Platform screen doors will be installed on the platforms facing track 2 and 3, which is planned to be completed by the end of March 2027. As a part of the redevelopments in the area, the Kintetsu Pass'e is set to be closed at the end of February 2026 and dismantled.

== Details ==

=== Location ===
The station is located in the Meieki area of Nagoya, popular among tourists visiting Aichi Prefecture. In the area, major redevelopments led by Meitetsu have been taking place as of 2025. Meieki has been competing with Sakae and Kanayama for the position of Nagoya's commercial center.

=== Layout ===
The station is built underground, and has four bay platforms serving five tracks. The basement also has transfer gates with automated turnstiles to the Nagoya Station (operated by JR Central), the Nagoya Municipal Subway's Higashiyama Line platforms, and the Meitetsu Nagoya Station (operated by Meitetsu). The five platforms are also connected by an underground concourse between the basement floor and the first floor, which connects the station to the Kintetsu Pass'e, a department store run by Kintetsu. The station is staffed at all times. Escalators and elevators are installed in the station.
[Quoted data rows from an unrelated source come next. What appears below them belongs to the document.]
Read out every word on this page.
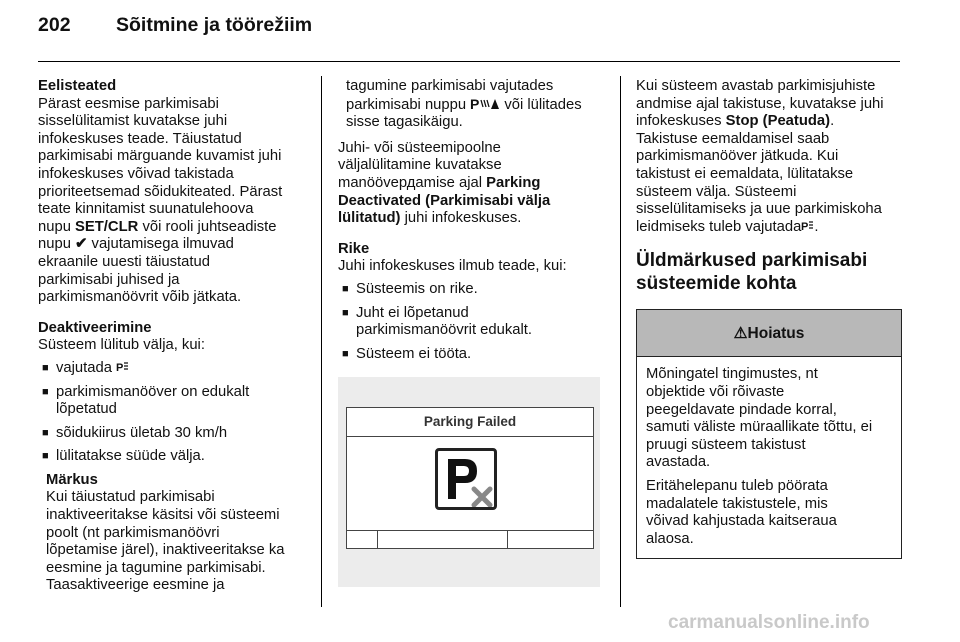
202 Sõitmine ja töörežiim

Eelisteated

Pärast eesmise parkimisabi
sisselülitamist kuvatakse juhi
infokeskuses teade. Täiustatud
parkimisabi märguande kuvamist juhi
infokeskuses võivad takistada
prioriteetsemad sõidukiteated. Pärast
teate kinnitamist suunatulehoova
nupu SET/CLR või rooli juhtseadiste
nupu ✔ vajutamisega ilmuvad
ekraanile uuesti täiustatud
parkimisabi juhised ja
parkimismanöövrit võib jätkata.

Deaktiveerimine

Süsteem lülitub välja, kui:

■ vajutada P
■ parkimismanööver on edukalt
lõpetatud
■ sõidukiirus ületab 30 km/h
■ lülitatakse süüde välja.

Märkus

Kui täiustatud parkimisabi
inaktiveeritakse käsitsi või süsteemi
poolt (nt parkimismanöövri
lõpetamise järel), inaktiveeritakse ka
eesmine ja tagumine parkimisabi.
Taasaktiveerige eesmine ja
tagumine parkimisabi vajutades
parkimisabi nuppu P või lülitades
sisse tagasikäigu.
Juhi- või süsteemipoolne
väljalülitamine kuvatakse
manöövердamise ajal Parking
Deactivated (Parkimisabi välja
lülitatud) juhi infokeskuses.

Rike

Juhi infokeskuses ilmub teade, kui:

■ Süsteemis on rike.
■ Juht ei lõpetanud
parkimismanöövrit edukalt.
■ Süsteem ei tööta.
Parking Failed
Kui süsteem avastab parkimisjuhiste
andmise ajal takistuse, kuvatakse juhi
infokeskuses Stop (Peatuda).
Takistuse eemaldamisel saab
parkimismanööver jätkuda. Kui
takistust ei eemaldata, lülitatakse
süsteem välja. Süsteemi
sisselülitamiseks ja uue parkimiskoha
leidmiseks tuleb vajutada P .
Üldmärkused parkimisabi
süsteemide kohta
⚠ Hoiatus
Mõningatel tingimustes, nt
objektide või rõivaste
peegeldavate pindade korral,
samuti väliste müraallikate tõttu, ei
pruugi süsteem takistust
avastada.
Eritähelepanu tuleb pöörata
madalatele takistustele, mis
võivad kahjustada kaitseraua
alaosa.
carmanualsonline.info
Track layout of Kintetsu Nagoya Station and Komeno Station
| | → Kogane |

| 1 | ■ Nagoya Line | Served by local trains |
| 2 | ■ Nagoya Line | Served by semi-express trains partly by express trains |
| 3 | ■ Nagoya Line | Served by express trains partly by semi-express trains |
| 4 | ■ Nagoya Line | Served by limited express trains |
| 5 | ■ Nagoya Line | Served by limited express trains |

=== Services ===
Kintetsu Nagoya Station is assigned station number E01 for the Kintetsu Nagoya Line it serves. The station is the terminus of the line, and trains run from 5:18 a.m. to 12:04 a.m.